En 2020, Jacques Séguéla, voyant le vent venir, a surpris son petit monde en sortant un livre résolument écologiste "Ne dites pas à mes filles que je suis devenu écolo... elles me croient publicitaire", reprenant un titre qui avait bien marché en 1979 à l'époque où il fallait se distinguer du concurrent Havas, "Ne dites pas à ma mère que je suis dans la publicité… elle me croit pianiste dans un bordel" (chez Flammarion). Le pire est évidemment que ce livre s'est mieux vendu que des livres scientifiques rédigés par des experts sur le climat et la biodiversité. On n'est pas publicitaire pour rien. C'est l'avantage du faire-savoir sur le savoir-faire.
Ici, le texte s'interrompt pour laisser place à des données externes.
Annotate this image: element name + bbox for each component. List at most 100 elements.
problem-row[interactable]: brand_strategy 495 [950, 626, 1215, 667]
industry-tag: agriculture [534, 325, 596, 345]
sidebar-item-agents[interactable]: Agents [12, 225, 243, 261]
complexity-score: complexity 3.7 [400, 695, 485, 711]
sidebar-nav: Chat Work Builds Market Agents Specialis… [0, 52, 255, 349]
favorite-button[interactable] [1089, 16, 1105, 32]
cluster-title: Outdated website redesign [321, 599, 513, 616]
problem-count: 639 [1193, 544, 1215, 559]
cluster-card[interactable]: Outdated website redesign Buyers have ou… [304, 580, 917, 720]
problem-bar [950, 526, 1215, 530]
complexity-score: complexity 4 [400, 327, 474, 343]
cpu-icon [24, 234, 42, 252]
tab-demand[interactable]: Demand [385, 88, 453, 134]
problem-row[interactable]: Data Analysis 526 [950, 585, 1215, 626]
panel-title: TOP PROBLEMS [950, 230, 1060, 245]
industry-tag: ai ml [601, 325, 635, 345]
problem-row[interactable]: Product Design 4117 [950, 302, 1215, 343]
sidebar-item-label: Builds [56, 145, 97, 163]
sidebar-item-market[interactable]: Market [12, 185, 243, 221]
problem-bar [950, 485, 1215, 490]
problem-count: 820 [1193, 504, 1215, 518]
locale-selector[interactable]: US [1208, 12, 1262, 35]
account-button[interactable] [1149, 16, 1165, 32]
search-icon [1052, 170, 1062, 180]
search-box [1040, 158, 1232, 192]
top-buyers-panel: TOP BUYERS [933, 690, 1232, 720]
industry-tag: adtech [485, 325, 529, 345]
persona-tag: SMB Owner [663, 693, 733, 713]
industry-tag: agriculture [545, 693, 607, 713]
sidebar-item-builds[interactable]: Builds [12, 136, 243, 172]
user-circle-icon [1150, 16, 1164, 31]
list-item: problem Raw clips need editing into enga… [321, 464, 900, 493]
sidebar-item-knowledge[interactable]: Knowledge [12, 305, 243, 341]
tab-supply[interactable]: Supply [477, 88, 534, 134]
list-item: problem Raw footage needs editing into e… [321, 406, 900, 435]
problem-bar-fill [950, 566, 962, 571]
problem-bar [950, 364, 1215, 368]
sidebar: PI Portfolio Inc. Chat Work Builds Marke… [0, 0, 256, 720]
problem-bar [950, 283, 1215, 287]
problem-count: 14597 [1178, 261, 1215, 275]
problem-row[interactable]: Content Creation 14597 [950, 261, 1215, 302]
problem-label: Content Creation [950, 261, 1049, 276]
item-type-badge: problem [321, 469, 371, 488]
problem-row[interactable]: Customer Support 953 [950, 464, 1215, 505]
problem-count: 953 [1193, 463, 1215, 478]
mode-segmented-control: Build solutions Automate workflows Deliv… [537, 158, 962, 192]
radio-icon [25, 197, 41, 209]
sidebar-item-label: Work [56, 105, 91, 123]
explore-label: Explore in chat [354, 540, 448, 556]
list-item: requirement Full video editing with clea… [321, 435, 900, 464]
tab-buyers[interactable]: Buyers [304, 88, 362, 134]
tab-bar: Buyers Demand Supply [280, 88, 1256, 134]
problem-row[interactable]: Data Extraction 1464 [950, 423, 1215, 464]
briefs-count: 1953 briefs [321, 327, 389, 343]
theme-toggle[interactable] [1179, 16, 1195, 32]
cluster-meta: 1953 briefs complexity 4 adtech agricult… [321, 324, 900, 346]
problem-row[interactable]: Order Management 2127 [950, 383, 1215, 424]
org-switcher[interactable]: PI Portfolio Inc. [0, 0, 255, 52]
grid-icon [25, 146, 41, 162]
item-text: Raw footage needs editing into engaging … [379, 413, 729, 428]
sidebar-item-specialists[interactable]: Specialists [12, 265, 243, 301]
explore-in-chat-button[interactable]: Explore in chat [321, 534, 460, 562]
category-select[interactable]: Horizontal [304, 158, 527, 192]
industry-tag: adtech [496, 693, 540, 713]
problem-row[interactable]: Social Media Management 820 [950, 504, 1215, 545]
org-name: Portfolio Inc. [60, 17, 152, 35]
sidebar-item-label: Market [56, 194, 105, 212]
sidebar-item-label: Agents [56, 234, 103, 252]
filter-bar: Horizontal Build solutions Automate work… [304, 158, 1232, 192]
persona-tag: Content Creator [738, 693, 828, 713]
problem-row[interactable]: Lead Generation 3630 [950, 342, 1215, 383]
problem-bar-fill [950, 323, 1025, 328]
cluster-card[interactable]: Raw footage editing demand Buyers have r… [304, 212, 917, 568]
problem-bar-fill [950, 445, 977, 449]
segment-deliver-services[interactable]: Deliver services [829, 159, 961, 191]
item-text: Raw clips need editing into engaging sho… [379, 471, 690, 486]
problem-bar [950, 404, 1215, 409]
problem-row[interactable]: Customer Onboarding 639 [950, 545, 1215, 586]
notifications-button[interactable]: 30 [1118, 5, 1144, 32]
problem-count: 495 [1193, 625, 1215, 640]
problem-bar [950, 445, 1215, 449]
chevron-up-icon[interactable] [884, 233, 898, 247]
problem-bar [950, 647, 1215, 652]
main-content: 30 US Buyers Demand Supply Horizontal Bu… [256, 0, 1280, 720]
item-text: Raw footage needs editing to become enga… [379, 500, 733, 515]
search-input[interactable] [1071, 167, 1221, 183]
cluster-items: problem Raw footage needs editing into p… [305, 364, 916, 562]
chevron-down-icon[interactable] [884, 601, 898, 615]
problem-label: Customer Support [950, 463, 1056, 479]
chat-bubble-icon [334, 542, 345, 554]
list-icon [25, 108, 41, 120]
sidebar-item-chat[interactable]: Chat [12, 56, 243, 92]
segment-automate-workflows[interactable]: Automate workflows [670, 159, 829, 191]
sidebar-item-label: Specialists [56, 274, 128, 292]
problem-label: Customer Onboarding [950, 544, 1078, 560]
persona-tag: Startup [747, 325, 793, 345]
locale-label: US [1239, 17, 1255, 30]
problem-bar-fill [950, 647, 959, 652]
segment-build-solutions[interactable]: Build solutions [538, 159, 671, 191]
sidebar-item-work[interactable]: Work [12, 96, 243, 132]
Dans sa chronique du 15 octobre 2020 sur France Culture, le journaliste Hervé Gardette a évoqué ce livre du publicitaire en ces termes : « L’homme le plus bronzé qu’il m’ait été donné de voir depuis que je suis né venait donc à son tour de prendre le train de l’écologie en marche ! Ce qui à vrai dire n’a rien d’étonnant. Il n’y a pas mieux qu’un publicitaire pour recycler les idées à la mode (quitte à se renier lui-même), et il suffit de faire un bref séjour devant un écran de télé pour mesurer à quel point c’est déjà le cas : le culte de la performance et l’accessibilité du prix y ont été remplacés, dans les slogans, par le made in France, le terroir, le recyclable, l’écoresponsable, le bio, le 100% naturel, le bon pour la planète… bref toute la panoplie du greenwashing. ».
Et de conclure sur le même ton : « Ne dites surtout pas à ma mère que j’ai fait une chronique sur le dernier livre de Jacques Séguéla, elle me croit journaliste à France Culture ! ».